Will the DOB include a model notice to be issued to the purchaser or owner of the residential property?

Yes, a model notice (Notice About Flood Insurance Coverage) is included within the regulations promulgated to implement the provisions of Chapter 177.

Will a creditor or creditor’s representative be authorized to change the Notice About Flood Insurance Coverage in any way?

No, the Notice About Flood Insurance Coverage must strictly conform to the form of notice established under 209 CMR 57.00 et seq.

In a loan transaction including multiple borrowers, is it sufficient to send the Notice About Flood Insurance Coverage to only one of the borrowers?

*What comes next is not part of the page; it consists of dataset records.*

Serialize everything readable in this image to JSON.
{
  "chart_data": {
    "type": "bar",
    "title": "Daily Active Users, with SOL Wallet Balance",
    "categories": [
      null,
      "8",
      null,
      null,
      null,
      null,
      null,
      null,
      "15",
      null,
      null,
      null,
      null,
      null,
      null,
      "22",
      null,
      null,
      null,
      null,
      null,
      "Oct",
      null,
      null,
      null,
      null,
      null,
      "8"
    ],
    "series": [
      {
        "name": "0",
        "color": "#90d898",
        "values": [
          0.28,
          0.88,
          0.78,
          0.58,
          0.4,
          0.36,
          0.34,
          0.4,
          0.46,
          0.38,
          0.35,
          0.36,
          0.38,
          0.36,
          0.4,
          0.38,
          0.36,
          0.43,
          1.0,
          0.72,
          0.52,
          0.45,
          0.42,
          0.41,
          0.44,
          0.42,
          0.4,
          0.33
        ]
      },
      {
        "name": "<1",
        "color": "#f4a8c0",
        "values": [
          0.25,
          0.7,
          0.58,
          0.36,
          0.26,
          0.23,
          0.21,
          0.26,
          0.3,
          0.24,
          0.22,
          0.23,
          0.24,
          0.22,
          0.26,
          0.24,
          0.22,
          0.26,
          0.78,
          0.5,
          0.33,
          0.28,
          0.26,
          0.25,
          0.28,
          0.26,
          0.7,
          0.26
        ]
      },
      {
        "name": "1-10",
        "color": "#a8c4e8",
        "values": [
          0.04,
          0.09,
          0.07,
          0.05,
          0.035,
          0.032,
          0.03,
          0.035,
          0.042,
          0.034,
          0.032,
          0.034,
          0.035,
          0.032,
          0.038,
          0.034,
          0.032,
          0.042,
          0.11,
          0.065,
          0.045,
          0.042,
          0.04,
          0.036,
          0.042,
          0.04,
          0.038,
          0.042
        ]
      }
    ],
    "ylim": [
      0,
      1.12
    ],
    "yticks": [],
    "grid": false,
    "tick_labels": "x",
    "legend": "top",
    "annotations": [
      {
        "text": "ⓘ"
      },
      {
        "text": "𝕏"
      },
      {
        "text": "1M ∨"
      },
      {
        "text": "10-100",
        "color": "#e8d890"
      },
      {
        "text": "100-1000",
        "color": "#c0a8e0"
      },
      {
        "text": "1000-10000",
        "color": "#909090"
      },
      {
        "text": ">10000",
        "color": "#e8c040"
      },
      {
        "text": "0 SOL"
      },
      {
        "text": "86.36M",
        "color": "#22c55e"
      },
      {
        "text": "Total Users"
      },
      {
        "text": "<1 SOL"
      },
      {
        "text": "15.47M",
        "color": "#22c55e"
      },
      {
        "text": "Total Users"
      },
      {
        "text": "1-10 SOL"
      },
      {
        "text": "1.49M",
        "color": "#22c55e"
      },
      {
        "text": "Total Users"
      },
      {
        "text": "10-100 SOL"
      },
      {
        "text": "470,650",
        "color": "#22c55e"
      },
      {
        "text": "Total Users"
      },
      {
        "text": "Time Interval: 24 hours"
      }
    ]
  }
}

Yes, pursuant to 209 CMR 57.04(6), the creditor or creditor’s representative may send the Notice About Flood Insurance Coverage to either of the borrowers in the transaction at the time the borrower is notified of the need to purchase or pay for flood insurance.  If the creditor or creditor’s representative sends the Notice About Flood Insurance Coverage to only one borrower, the notice should be sent to the same borrower to whom the creditor or creditor’s representative sends the Notice of Special Flood Hazards.  If one purchaser or owner is only a surety or guarantor and will not reside in the property, the creditor or creditor’s representative must provide the Notice About Flood Insurance Coverage to the principal debtor.